The old lady shot an upward glance at her. "I wish I could say the same for you," she returned.
Augusta drew back her head with an offended air and surveyed her own reflection. Really, Mama was very short with one! It took a lot of patience. . . .
Adeline stretched out her ringed hand and took the velvet-framed photograph of her Philip from the dresser. She looked at it for some moments, kissed it, and set it in its place.
"What a handsome man Papa was!" said Augusta, and surreptitiously wiped the picture with her handkerchief.
"He was. Put the picture down."
"Indeed, all our men are good-looking!"
"Aye, we're a shapely lot. I'm ready. Fetch Nick and Ernest."
Her sons were soon at her side, Nicholas walking less heavily than usual because his gout was not troubling him. They almost lifted her from her chair. She took an arm of each and said over her shoulder to Augusta, "Bring the bird along! Poor Boney, he's dull to-day."
The little procession moved along the hall so slowly that it seemed to Augusta, carrying the bird on his perch, that they were only marking time. But they were really moving, and at last had shuffled their way to where the light fell full upon them through the coloured glass window.

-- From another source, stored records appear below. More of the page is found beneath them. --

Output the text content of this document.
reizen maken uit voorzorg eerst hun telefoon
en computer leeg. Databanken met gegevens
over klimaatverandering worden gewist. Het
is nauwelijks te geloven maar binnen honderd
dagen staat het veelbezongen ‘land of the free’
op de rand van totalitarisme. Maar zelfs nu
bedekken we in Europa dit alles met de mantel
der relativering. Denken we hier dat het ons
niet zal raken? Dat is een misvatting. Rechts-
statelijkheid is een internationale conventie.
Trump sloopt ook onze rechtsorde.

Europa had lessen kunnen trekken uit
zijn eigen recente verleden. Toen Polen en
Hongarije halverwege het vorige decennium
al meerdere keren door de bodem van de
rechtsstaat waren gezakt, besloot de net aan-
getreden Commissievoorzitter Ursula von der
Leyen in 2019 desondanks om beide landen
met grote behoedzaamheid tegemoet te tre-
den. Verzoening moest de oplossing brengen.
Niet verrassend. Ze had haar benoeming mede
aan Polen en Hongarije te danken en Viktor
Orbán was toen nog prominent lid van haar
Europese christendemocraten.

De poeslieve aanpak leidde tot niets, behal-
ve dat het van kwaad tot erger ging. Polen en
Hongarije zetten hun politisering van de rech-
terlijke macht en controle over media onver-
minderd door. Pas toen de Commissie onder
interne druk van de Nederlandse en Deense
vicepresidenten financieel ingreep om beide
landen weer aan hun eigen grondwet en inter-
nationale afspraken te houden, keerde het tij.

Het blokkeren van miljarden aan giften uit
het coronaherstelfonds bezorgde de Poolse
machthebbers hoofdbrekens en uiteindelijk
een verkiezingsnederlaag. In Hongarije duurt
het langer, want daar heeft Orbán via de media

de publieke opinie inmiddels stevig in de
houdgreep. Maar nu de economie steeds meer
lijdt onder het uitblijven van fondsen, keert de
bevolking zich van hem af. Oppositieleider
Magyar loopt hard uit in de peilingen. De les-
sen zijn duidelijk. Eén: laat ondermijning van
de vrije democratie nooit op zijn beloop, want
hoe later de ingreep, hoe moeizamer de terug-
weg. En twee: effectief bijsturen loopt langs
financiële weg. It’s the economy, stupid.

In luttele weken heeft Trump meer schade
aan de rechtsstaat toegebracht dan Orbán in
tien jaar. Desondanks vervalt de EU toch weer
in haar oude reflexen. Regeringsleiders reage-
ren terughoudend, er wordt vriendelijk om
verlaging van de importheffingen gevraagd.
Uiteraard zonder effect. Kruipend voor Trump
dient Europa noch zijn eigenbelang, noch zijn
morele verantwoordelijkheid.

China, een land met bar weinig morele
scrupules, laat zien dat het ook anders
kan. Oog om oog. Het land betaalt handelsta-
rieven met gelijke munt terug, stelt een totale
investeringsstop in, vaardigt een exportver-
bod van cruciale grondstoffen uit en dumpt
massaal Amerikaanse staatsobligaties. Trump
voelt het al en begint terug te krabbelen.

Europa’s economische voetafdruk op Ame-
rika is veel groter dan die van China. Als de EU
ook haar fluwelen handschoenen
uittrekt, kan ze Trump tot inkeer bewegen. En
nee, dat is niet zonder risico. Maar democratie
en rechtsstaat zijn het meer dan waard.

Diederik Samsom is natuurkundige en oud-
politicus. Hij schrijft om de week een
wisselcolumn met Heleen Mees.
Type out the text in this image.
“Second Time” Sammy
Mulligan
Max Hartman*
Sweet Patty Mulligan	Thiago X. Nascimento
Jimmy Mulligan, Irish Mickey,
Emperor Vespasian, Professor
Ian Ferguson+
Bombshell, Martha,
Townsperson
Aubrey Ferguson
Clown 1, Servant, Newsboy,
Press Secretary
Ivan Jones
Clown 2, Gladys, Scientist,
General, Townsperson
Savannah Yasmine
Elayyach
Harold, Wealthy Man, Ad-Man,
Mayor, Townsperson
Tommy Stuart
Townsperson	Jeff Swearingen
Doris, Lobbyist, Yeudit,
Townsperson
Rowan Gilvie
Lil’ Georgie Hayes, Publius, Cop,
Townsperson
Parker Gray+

"Rest here a bit," said their mother. "I'm tired." She was tall, but looked a short woman between her sons, she was so bent.
She glanced up at the window. "I like to see the light coming through there," she observed. "It's very pretty."
They were in the drawing-room, and she was established in her own chair, with Boney on his perch beside her. Mr. Fennel rose, but he gave her time to recover her breath before coming forward to take her hand and inquire after her health.
"I'm quite well," she said. "Don't know what it is to have any pain, except a little wind on the stomach.